Brown Striped Frog, Image Creative Commons, Brenda Starr

Brown Striped Frog, Image Creative Commons, Brenda Starr


This is Passport to Texas

[Chorus of frogs]

Have you ever been frogging?

06 — It’s what we call when you just get out at night and you start listening for frogs and see what’s living out there around you.

Lee Ann Linam coordinated Texas Amphibian Watch for Parks and Wildlife. Frogging involves volunteers who collect information on amphibian species they hear.

10 — When we suggest that folks do something kind of unusual like that, we like to give them some guidelines to keep them safe, and to keep the frogs safe, and to respect the rules around them. So, that’s what the rules of frogging are for.

Volunteers must obtain permission before accessing privately owned land. Of utmost importance is the safety of the amphibians.

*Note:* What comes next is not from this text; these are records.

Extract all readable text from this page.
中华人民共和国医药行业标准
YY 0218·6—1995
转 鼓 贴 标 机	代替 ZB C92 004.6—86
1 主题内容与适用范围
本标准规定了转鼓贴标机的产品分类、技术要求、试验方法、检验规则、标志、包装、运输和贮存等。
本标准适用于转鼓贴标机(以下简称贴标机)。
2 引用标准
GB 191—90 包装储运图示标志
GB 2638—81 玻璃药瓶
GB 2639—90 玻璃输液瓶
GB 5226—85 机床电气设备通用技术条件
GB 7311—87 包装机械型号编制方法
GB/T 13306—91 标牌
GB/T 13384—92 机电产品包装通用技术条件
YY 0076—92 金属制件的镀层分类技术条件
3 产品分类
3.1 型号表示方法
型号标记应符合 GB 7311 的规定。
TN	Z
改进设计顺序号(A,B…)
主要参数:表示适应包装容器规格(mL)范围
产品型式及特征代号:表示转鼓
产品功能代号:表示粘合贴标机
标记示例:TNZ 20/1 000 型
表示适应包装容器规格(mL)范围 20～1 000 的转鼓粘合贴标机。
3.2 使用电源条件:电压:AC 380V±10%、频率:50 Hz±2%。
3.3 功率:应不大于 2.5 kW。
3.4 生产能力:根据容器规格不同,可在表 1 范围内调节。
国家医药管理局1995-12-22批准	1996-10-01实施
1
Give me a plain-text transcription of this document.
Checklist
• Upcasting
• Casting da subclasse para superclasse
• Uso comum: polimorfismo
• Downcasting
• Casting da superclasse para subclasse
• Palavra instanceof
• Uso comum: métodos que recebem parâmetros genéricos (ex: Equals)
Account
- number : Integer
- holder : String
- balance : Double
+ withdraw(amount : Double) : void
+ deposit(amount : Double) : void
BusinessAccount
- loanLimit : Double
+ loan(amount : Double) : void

23 — Amphibians are sensitive to things like insect repellents that contain deet, which many of them do. Things like sunscreen and other chemicals that might be on your hands. And so we always say to people, before handling frogs, make sure that you wash your hands, keep your hands moist. And then the other thing we say is to go ahead and wash up afterwards because some frogs have compounds on their skin that protect them from being eaten.

And those compounds can be irritants. We have a link to the complete rules of frogging at passporttotexas.org.

The Wildlife and Sport Fish Restoration program supports our series… and provides funding for diverse conservation project throughout Texas.

For Texas Parks and Wildlife…I’m Cecilia Nasti.